Dahulu kala, manusia dan naga hidup harmonis di Kumandra. Sampai Druun, entiti jahat berbentuk asap hitam dengan cahaya ungu di intinya, menyerang. Umat manusia selamat berkat pengorbanan para naga. Seluruh naga punah, termasuk Sisu (Awkwafina), yang konon merupakan pahlawan terbesar di peperangan itu. Sisu meninggalkan permata naga ajaib yang dapat melindungi dari Druun, namun manusia malah saling berperang memperebutkannya, berujung memecah belah mereka menjadi lima suku: Heart, Fang, Spine, Tail, dan Falon. 

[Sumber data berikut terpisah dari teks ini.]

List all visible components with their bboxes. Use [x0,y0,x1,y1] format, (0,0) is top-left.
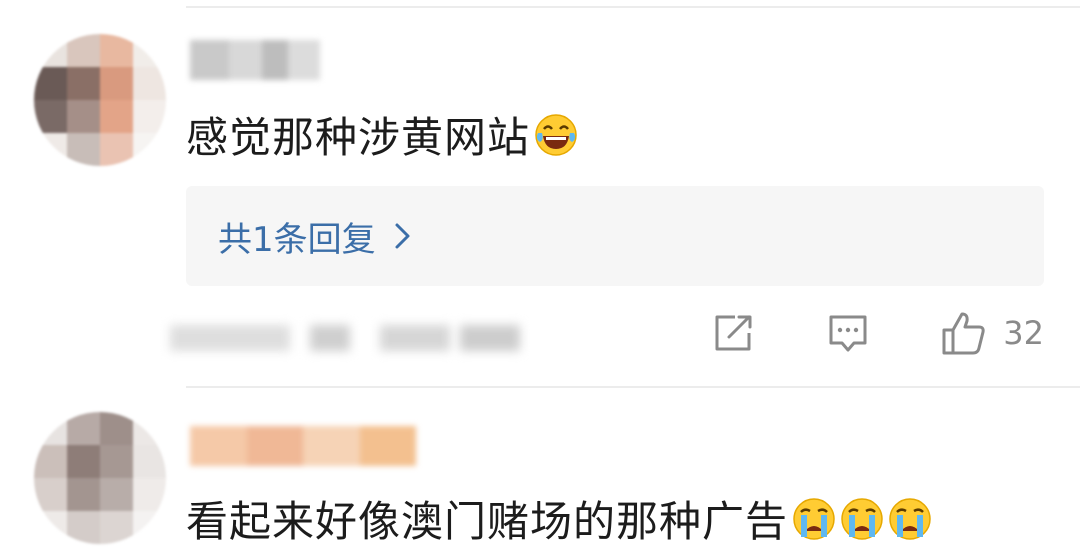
share-icon [715,315,752,351]
comment-text: 感觉那种涉黄网站 [186,104,578,165]
top-divider [186,6,1080,8]
reply-box: 共1条回复 [186,186,1044,286]
comment-text: 看起来好像澳门赌场的那种广告 [186,488,932,549]
username-redacted[interactable] [190,40,320,80]
thumbs-up-icon [942,312,985,355]
chevron-right-icon [395,223,410,249]
crying-emoji [792,497,836,541]
avatar[interactable] [34,34,166,166]
share-button[interactable] [713,313,755,353]
laughing-crying-emoji [534,113,578,157]
comment-actions: 32 [713,310,1044,356]
comment-body: 感觉那种涉黄网站 [186,113,531,162]
username-redacted[interactable] [190,426,416,466]
comment-divider [186,386,1080,388]
comment-icon [829,315,867,352]
like-button[interactable]: 32 [941,310,1044,356]
view-replies-label: 共1条回复 [218,219,376,260]
like-count: 32 [1003,314,1044,352]
crying-emoji [888,497,932,541]
comment-button[interactable] [827,313,869,353]
timestamp-redacted [170,312,550,364]
avatar[interactable] [34,412,166,544]
comment-body: 看起来好像澳门赌场的那种广告 [186,497,789,546]
crying-emoji [840,497,884,541]
view-replies-link[interactable]: 共1条回复 [218,212,412,261]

Raya merupakan puteri dari kepala suku Heart, Benja (Daniel Dae Kim), yang bertugas menjaga permata tadi. Cita-cita Benja adalah menyatukan lagi seluruh suku, agar keharmonisan Kumandra dapat kembali. Diundanglah keempat suku lain dalam perjamuan, yang justru berakhir bencana, tatkala Namaari (Gemma Chan), puteri kepala suku Fang, menipu Raya dengan tujuan mencuri permata naga. Timbul kekacauan, saat secara tak sengaja permata itu pecah, membangkitkan Druun yang seketika mengubah orang-orang menjadi batu, termasuk Benja. Sekali lagi, peradaban manusia terancam.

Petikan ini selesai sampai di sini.